Public Member Functions | Properties | List of all members
TrainingSet Class Reference

Load a saved training set from a file or create an empty training set. More...

Inherits object.

Public Member Functions

List[cvb.minos.SearchResultcheck_consistency (self, float threshold, Optional[float] density=1.0)
 Test all images in the parent training set for instances of this model, that might have been forgotten during the training process. More...
 
None save (self, str file_name)
 Write the training set to a file. More...
 
cvb.minos.TrainingSet transform (self, cvb.Matrix2D transformation)
 Generate a new training set by transforming this training set with a 2 x 2 transformation matrix. More...
 

Properties

 class_count = property
 int: The number of identifiable classes inside this training set. More...
 
 comment = property
 str: Comment assigned to the training set at generation time. More...
 
 correlation_threshold = property
 float: The correlation value under which Minos proposes generating a new model, not generating a new instance of an existing model with which the new instance correlates poorly. More...
 
 expectation_radius = property
 float: The radius that is searched for the best occurrence of a sample, when adding a new sample to the training set. More...
 
 extent = property
 cvb.Rect: Extent of the classes in the training set relative to the anchor point. More...
 
 file_name = property
 str: Name of the file, from which this training set was loaded (empty string if this image list was neither loaded nor saved since its construction). More...
 
 is_modified = property
 bool: Flag that informs about unsaved modifications to the training set. More...
 
 last_feature_window = property
 cvb.Rect: Feature window of the last model that has been created for the training set. More...
 

Detailed Description

Load a saved training set from a file or create an empty training set.

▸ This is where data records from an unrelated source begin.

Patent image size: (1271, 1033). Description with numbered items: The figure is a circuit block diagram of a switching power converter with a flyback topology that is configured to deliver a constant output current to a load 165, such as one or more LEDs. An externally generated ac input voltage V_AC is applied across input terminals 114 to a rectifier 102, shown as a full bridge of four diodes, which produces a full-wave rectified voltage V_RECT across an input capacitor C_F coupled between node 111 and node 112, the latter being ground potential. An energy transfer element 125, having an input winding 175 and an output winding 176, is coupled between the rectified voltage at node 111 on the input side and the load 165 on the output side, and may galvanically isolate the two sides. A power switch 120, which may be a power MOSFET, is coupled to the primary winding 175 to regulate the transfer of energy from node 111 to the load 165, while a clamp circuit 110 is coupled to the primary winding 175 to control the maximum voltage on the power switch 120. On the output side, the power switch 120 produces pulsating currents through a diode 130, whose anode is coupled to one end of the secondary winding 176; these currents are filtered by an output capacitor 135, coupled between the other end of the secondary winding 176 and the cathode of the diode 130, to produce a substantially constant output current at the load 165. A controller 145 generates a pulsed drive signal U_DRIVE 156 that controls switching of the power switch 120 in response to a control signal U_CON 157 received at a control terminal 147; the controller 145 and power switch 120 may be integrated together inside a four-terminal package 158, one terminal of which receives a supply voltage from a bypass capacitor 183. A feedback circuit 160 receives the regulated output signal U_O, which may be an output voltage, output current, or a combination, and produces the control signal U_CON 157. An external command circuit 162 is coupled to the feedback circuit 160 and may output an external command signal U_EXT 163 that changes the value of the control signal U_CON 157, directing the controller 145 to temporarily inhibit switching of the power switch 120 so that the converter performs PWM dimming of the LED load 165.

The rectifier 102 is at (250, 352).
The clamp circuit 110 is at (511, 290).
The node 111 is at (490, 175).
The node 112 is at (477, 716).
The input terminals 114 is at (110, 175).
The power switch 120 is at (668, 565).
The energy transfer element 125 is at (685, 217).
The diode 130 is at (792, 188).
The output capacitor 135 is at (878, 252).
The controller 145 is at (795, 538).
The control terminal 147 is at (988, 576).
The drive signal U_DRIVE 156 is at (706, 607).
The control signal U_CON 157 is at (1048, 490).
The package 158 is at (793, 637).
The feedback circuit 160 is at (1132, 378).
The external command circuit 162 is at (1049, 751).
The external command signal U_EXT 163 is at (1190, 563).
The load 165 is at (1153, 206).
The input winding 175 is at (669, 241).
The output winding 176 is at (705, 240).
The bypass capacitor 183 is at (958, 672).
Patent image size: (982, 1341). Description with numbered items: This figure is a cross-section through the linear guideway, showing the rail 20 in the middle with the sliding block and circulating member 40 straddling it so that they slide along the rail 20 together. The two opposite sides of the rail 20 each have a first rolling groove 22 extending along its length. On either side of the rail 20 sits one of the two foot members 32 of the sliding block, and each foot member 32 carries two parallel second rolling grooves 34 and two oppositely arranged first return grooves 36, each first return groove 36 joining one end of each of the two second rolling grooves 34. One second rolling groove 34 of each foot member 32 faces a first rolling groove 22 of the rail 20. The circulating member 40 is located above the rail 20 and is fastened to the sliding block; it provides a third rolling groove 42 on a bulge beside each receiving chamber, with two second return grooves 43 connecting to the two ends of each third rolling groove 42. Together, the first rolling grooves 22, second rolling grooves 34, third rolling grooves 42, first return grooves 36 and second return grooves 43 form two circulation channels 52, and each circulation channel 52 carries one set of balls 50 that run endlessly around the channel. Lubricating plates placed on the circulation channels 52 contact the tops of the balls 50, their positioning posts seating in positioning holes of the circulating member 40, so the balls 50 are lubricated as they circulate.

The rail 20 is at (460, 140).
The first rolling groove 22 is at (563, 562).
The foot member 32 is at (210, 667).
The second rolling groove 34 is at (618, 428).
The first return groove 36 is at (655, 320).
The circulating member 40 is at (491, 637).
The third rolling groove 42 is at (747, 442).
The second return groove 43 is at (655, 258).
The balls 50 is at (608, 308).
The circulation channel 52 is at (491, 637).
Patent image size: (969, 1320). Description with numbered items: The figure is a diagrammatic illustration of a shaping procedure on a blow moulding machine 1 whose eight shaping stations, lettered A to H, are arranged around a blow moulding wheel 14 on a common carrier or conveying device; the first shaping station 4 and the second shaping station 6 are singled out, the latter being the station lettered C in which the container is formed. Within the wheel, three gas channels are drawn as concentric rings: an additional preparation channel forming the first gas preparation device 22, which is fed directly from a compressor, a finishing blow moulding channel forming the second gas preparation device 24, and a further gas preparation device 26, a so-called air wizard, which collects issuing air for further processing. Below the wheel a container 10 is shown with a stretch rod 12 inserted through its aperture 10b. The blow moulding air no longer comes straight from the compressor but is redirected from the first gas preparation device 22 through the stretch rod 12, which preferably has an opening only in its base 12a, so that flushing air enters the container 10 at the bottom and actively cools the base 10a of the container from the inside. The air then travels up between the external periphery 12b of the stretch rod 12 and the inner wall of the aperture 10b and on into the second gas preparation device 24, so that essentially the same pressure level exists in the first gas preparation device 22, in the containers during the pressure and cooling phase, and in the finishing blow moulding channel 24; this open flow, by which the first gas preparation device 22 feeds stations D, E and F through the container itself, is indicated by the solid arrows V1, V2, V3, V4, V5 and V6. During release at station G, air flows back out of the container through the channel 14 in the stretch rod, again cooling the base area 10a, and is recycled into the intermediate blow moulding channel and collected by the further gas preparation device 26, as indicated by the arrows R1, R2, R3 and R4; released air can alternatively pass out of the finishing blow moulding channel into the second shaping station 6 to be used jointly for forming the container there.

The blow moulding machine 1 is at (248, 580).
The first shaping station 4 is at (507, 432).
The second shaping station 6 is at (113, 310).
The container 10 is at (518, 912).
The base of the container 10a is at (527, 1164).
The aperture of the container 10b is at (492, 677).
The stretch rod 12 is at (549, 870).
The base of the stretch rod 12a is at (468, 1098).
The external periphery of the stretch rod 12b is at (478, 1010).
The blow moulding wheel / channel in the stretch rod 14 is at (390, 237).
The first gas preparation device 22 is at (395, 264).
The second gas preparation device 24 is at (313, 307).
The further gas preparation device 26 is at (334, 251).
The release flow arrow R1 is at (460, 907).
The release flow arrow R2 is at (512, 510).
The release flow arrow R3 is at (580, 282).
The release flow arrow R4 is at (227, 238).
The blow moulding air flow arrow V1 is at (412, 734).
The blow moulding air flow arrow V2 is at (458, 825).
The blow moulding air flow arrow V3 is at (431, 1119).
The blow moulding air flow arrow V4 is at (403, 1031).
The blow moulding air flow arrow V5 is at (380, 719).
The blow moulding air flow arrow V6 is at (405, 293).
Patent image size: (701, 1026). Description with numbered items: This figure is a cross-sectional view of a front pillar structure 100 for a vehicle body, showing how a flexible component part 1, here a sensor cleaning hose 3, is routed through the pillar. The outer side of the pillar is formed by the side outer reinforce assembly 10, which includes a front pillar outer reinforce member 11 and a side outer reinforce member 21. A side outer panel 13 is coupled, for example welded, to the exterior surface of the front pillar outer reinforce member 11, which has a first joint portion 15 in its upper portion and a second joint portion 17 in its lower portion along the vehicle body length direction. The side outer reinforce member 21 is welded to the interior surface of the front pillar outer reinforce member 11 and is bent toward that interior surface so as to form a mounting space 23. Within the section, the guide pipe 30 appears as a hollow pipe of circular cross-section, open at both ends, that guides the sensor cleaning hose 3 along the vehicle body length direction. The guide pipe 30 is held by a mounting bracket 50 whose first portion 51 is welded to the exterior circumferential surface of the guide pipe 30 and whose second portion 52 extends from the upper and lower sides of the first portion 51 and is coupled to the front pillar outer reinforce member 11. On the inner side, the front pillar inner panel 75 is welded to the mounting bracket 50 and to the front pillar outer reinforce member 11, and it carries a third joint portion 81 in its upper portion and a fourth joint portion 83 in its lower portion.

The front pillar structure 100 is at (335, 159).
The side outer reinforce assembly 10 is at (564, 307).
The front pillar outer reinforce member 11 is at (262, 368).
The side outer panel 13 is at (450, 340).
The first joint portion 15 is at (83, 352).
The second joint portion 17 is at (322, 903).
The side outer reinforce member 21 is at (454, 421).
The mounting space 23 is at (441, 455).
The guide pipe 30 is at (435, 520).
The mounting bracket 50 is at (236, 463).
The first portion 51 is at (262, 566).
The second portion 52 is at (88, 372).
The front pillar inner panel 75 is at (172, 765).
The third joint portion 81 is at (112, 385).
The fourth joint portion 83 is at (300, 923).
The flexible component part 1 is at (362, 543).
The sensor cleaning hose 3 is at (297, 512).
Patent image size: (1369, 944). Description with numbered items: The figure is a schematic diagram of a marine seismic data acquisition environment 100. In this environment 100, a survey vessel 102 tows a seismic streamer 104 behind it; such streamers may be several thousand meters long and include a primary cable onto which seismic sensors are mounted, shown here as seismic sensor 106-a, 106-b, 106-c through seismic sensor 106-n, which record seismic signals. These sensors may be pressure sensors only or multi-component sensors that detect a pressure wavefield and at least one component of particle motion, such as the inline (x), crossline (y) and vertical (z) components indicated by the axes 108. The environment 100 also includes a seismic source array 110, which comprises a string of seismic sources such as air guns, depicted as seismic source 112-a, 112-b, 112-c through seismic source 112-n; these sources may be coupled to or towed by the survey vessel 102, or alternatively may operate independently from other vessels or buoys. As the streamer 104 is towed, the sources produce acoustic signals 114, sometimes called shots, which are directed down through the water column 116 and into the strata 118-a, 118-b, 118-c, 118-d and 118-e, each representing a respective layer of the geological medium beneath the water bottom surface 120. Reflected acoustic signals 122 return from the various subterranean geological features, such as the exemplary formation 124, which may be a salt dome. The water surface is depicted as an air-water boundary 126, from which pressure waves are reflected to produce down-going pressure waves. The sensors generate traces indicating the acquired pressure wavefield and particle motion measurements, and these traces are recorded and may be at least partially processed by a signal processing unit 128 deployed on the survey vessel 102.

If file_name argument is specified, the training set will be loaded from the file. If missing, empty training set will be created.

Instantiates a TrainingSet object.

Parameters

file_name : Optional[str] Name of the file to be loaded.

Member Function Documentation

◆ check_consistency()

List[cvb.minos.SearchResult] check_consistency (   self,
float  threshold,
Optional[float]   density = 1.0 
)

Test all images in the parent training set for instances of this model, that might have been forgotten during the training process.

Parameters

threshold : float Correlation threshold to be used for the consistency check.

density : Optional[float] Density to be used for the consistency check.

Returns

List[cvb.minos.SearchResult] Potentially forgotten positive samples, that may be added to the training set.

◆ save()

None save (   self,
str  file_name 
)

Write the training set to a file.

As a side effect this function sets the is_modified flag to False, if the training set was saved successfully.

Parameters

file_name : str Path to save to.

◆ transform()

cvb.minos.TrainingSet transform (   self,
cvb.Matrix2D  transformation 
)

Generate a new training set by transforming this training set with a 2 x 2 transformation matrix.

Parameters

transformation : cvb.Matrix2D Matrix with which to transform the geometry of this training set.

Returns

cvb.minos.TrainingSet Transformed training set.

Property Documentation

◆ class_count

class_count = property
static

int: The number of identifiable classes inside this training set.

The number of classes cannot be higher than the number of trained models. If two models have the same name, the classifier can no longer distinguish between these two models, reducing the class_count property.

◆ comment

comment = property
static

str: Comment assigned to the training set at generation time.

◆ correlation_threshold

correlation_threshold = property
static

float: The correlation value under which Minos proposes generating a new model, not generating a new instance of an existing model with which the new instance correlates poorly.

◆ expectation_radius

expectation_radius = property
static

float: The radius that is searched for the best occurrence of a sample, when adding a new sample to the training set.

◆ extent

extent = property
static

cvb.Rect: Extent of the classes in the training set relative to the anchor point.

◆ file_name

file_name = property
static

str: Name of the file, from which this training set was loaded (empty string if this image list was neither loaded nor saved since its construction).

◆ is_modified

is_modified = property
static

bool: Flag that informs about unsaved modifications to the training set.

◆ last_feature_window

last_feature_window = property
static

cvb.Rect: Feature window of the last model that has been created for the training set.